2)The issuance of money is and always has been a fundamental duty of Government. Whether by keeping records of how many pints of wheat berries Peter owed Paul in Egypt, or guaranteeing the weight and purity of copper ingots in Babylon, or demanding that taxes imposed by the government be paid in the otherwise valueless bronze coins the government issued in China, or insisting that a piece of paper with some green printing on it is "legal tender for all debts public and private", money, as opposed to gold and silver specie, is issued by Governments. Goldsmiths stocked gold, and gold was used to MAKE gold coins, but gold plate and official gold coins are not the same thing and never were.
3) Past performance is no guarantee of future workability. The economy of ancient Rome managed to work on bronze nummi of no appreciable value for centuries until the government broke down. The Gold Standard nearly choked the world economy to its death between WWI and WWII; although the standard claim is that Germany's economic meltdown was caused by reparations, it was just as much caused by reparations together with refusal to devalue the Mark.
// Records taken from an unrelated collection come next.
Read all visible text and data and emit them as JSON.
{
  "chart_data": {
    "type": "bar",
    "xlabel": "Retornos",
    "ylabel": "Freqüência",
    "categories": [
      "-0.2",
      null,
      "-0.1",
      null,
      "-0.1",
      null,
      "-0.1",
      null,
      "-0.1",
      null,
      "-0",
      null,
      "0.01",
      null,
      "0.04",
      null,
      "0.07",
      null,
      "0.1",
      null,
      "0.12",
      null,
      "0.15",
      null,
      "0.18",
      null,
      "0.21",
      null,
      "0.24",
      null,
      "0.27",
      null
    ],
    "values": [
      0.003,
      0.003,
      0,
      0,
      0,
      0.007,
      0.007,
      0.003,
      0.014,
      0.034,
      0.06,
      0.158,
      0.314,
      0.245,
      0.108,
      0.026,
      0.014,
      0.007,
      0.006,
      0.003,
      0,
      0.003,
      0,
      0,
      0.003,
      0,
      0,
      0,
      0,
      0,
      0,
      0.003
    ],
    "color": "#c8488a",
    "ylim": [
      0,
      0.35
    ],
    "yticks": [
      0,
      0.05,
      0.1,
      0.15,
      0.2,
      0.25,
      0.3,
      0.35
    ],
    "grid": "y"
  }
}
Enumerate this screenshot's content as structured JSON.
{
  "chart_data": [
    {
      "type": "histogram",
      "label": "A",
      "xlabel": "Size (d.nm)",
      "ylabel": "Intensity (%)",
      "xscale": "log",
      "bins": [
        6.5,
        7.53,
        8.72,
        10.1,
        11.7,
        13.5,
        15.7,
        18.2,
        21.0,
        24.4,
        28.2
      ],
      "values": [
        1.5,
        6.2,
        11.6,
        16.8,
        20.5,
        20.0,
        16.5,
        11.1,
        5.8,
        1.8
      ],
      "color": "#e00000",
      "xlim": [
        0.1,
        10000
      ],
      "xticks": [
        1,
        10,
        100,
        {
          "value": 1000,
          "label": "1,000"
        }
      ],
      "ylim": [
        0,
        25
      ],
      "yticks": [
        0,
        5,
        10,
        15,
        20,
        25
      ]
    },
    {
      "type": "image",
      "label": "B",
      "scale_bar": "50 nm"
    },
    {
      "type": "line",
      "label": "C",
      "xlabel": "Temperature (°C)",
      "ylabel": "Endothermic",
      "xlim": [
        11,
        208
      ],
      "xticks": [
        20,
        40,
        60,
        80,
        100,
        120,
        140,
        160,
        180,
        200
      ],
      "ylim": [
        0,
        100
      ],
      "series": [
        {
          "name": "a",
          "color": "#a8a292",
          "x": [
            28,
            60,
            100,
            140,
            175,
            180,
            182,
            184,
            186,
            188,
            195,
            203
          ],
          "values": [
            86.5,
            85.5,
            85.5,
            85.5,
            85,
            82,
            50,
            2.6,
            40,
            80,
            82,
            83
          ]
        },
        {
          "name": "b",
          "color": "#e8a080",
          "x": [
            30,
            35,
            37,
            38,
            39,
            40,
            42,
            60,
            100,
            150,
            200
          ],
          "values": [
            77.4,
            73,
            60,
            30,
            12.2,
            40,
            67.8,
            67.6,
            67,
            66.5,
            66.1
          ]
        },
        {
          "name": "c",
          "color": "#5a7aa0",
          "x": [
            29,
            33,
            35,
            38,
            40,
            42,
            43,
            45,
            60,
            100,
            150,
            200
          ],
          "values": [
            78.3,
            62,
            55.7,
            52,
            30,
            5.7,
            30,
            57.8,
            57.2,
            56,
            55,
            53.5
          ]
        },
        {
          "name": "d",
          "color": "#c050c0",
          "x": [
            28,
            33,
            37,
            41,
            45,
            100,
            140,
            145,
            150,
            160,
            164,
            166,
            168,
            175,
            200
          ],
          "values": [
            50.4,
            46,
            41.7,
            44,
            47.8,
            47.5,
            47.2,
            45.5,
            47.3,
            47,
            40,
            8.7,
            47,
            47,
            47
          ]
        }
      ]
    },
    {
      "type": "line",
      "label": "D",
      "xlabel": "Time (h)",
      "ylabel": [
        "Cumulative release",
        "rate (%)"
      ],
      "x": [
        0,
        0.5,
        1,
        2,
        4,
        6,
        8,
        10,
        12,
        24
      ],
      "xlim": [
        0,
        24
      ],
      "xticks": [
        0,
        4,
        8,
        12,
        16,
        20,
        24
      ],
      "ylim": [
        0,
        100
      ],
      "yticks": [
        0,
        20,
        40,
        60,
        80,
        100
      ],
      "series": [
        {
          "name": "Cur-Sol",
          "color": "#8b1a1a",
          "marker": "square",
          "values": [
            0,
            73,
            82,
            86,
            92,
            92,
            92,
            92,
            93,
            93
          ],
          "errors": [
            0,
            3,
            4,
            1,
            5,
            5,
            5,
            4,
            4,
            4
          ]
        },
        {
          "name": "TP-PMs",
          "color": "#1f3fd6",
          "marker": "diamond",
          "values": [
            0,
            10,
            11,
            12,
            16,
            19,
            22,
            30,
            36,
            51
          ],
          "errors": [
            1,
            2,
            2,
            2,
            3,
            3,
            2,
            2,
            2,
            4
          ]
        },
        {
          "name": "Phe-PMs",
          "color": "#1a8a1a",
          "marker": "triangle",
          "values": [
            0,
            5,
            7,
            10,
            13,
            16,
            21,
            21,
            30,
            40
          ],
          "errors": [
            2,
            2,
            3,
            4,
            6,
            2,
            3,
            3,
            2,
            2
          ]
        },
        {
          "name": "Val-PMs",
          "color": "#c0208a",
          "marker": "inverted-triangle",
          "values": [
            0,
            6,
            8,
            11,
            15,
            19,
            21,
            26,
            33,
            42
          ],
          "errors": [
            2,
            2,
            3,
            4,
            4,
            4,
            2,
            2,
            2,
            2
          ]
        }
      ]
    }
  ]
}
4) Money is necessary. Banks, however, are quite the modern invention and humanity has done perfectly well without them throughout most of history and across the vast majority of human cultures. Every culture prior to ours which has indulged in lending at interest has ended up having to either declare repeated debt amnesties, or has fallen apart after the bankers accumulated so much of society's wealth that they strangled the "real" economy -- because ultimately, bankers neither create nor produce real wealth, and their absorption of resources has the same effect on economies as that well-known waste of economic value, War.